US Open Federer-Herausforderer: Del Potro mit großem Kämpferherz
New York (dpa) - Bei Roger Federer waren vor dem US-Open-Viertelfinale gegen Juan Martin del Potro die Erinnerungen sofort wieder da. Die Erinnerungen an 2009, dem Jahr seiner Hochzeit, der Geburt seiner Töchter und seinem einzigen French-Open-Sieg.
Aber auch einer völlig überraschenden Endspielniederlage in New York gegen den Argentinier del Potro. Fünfmal nacheinander hatte Federer zuvor das Grand-Slam-Turnier in New York gewonnen, der damals 20-jährige Südamerikaner beendete seine Erfolgsserie.
„Ich hatte all diese Chancen. Es ist eines der Matches, das ich noch einmal spielen würde“, sagte Federer nach seinem glatten 6:4, 6:2, 7:5 im Achtelfinale gegen den Philipp Kohlschreiber.
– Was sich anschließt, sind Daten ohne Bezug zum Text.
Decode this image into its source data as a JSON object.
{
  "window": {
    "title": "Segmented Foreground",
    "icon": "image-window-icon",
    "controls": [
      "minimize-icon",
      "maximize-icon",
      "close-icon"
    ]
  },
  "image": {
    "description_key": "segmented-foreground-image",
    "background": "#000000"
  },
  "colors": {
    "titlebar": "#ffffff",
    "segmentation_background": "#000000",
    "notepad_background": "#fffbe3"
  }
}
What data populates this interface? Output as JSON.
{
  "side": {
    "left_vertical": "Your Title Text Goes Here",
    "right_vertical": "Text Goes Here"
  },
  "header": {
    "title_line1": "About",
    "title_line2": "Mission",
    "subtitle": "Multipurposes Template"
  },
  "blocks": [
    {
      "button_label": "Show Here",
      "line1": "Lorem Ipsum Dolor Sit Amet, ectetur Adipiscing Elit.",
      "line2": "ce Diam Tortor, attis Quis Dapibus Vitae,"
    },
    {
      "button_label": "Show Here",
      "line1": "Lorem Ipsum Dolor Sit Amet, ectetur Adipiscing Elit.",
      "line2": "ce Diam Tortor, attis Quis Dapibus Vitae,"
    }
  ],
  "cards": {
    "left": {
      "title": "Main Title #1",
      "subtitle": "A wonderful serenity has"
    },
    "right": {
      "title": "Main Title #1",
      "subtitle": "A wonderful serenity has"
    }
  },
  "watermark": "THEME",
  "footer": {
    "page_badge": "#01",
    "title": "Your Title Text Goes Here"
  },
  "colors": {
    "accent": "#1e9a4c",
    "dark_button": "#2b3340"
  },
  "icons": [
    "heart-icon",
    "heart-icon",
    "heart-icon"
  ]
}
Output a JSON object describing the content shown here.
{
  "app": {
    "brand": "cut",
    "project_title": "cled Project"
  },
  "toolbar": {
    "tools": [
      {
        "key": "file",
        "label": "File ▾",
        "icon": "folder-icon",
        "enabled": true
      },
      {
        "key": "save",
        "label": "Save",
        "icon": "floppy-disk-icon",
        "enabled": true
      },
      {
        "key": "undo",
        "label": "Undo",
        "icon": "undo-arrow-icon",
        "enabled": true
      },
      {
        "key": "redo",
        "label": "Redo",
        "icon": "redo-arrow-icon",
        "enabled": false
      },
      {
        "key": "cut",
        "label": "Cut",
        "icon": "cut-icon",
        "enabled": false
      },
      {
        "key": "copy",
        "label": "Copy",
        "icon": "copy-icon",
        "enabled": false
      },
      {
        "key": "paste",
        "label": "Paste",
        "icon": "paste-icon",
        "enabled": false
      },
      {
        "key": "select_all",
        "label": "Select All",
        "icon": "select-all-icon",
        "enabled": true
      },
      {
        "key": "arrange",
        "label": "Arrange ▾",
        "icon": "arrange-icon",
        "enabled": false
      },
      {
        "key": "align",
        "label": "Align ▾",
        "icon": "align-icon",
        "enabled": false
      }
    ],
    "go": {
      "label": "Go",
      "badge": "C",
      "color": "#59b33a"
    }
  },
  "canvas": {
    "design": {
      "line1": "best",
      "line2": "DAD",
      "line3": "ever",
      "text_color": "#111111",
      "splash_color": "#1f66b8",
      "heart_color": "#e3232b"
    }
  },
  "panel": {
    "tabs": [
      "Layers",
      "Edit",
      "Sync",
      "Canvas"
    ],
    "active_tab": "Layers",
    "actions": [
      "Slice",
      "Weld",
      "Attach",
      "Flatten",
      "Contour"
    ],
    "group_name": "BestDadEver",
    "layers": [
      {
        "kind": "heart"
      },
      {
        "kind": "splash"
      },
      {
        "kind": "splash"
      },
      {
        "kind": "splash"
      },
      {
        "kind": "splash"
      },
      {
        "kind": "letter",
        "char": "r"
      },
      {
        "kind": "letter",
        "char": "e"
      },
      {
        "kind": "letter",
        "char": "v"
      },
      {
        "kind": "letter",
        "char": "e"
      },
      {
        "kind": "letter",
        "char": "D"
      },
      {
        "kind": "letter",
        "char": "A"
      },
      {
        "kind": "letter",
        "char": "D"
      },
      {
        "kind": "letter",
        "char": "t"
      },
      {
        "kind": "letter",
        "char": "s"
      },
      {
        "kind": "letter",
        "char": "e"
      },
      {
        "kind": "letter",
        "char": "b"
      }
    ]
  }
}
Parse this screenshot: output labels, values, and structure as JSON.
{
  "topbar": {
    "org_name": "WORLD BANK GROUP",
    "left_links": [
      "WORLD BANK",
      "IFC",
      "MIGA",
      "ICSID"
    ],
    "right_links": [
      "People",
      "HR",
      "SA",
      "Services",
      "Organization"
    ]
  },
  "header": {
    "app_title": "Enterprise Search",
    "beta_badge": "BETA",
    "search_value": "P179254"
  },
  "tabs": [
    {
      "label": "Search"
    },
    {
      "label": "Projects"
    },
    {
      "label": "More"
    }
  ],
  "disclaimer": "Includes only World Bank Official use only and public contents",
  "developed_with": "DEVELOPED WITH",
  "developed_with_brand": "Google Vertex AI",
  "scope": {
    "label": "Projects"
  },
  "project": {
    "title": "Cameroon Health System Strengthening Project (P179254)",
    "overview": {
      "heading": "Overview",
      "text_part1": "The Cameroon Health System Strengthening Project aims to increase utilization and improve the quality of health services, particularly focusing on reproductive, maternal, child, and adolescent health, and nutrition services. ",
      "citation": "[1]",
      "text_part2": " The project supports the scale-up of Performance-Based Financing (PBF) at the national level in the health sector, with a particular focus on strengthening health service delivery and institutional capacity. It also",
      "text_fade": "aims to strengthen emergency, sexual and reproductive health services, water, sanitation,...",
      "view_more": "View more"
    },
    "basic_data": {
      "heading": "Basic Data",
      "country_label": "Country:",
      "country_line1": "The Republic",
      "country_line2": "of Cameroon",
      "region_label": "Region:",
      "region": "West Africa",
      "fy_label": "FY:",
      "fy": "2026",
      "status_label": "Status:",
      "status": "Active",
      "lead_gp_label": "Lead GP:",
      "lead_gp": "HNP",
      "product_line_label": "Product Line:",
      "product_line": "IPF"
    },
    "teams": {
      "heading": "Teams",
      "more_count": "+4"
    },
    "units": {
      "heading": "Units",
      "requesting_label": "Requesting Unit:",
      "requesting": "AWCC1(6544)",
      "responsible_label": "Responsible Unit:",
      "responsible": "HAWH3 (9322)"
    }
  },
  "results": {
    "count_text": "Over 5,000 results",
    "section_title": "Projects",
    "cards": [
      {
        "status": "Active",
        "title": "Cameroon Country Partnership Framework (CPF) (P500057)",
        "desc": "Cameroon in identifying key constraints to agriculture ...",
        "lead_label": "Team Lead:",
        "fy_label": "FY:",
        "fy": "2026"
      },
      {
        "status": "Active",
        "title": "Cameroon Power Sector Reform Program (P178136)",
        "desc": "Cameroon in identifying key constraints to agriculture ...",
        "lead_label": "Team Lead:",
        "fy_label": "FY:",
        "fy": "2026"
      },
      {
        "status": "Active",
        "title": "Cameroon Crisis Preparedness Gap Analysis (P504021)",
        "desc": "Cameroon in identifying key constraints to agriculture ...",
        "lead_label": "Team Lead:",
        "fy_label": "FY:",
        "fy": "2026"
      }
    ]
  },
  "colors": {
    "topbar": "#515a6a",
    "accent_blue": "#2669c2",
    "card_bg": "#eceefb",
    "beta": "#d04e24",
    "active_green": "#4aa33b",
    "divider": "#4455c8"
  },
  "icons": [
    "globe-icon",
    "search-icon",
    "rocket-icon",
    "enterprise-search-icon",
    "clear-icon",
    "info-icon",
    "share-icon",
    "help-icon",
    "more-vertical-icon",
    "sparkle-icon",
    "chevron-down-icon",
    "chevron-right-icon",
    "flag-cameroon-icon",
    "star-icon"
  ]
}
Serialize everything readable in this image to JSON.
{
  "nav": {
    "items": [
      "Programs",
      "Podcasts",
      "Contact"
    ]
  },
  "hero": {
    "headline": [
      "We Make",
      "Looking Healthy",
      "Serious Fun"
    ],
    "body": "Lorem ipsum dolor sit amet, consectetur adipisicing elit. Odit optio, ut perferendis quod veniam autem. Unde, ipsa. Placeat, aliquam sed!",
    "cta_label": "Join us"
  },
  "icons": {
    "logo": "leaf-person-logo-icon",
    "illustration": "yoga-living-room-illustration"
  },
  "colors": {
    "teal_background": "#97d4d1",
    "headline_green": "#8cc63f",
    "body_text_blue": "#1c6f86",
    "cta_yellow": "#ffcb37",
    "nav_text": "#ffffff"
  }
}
Am Mittwoch wird es nun bei den US Open erneut zum Duell mit „Delpo“ kommen. Und zwar nur, weil der jahrelang von Handgelenksverletzungen zurückgeworfene del Potro ein mitreißendes Achtelfinale gewann, bei dem er schon wie der sichere Verlierer aussah.
„Er war so lange weg, dass es schön ist, zu sehen, dass er wieder solche Matches spielt“, sagte Federer und bedauerte dessen ständige Blessuren: „Es tat mir so leid für ihn, weil ich glaube, er hatte eine berechtigte Chance, die Nummer eins damals zu werden.“ Nach insgesamt drei Handgelenksoperationen kämpfte sich Publikumsliebling del Potro zurück. Zwei Jahre hatte der Olympia-Zweite von Rio zwischendurch fast komplett pausieren müssen.
Sein Achtelfinale gegen den Österreicher Dominic Thiem in der Nacht zum Dienstag war an Spannung, Dramatik und Emotionen kaum zu überbieten. Als er nach 3:34 Stunden und dem 1:6, 2:6, 6:1, 7:6 (7:1), 6:4 als Sieger feststand, streckte der Argentinier die Hände dem Himmel entgegen, bekreuzigte sich und sackte dann völlig erschöpft auf seinen Stuhl. Er habe doch eigentlich schon jetzt eine Trophäe verdient, meinte er. „Ich weiß nicht, wie ich dieses Spiel gewinnen konnte.“
Die Stimmung war wie beim Davis Cup, Fans in Argentinien-Trikots hüpften, tanzten und schrien auf der Tribüne des Grandstand. Nach den ersten beiden Sätzen hatte der kranke Weltranglisten-28. schon aufgeben wollen. Zu erschöpft fühlte er sich, zu aussichtlos waren die Chancen. Doch die Unterstützung der 8000 Zuschauer habe ihn dazu bewogen, zu kämpfen. „Ich konnte nicht atmen und mich nicht gut bewegen“, erklärte del Potro, der zwischendurch Tabletten schluckte.
Das Publikum liebt ihn für sein Kämpferherz und für seine monströse, flach übers Netz gepeitschte Vorhand. Im vierten Satz holte der 28-Jährige ein 2:5 auf und wehrte bei 5:6 zwei Matchbälle in Serie mit Assen ab.
Für das Viertelfinale am Mittwoch wird es auch darauf ankommen, ob sich der 1,98 Meter große Hüne körperlich berappeln kann. Vor acht Jahren brachte ihm ein Endspiel über fünf Sätze und 4:06 Stunden seinen einzigen Grand-Slam-Erfolg. Federer wartet mittlerweile seit 2008 auf den US-Open-Titel. „Wir sind heute andere Spieler“, sagte der vierfache Vater. „Schon deswegen wird das Spiel anders sein.“ Im Halbfinale könnte dann sein Dauerrivale Rafael Nadal warten.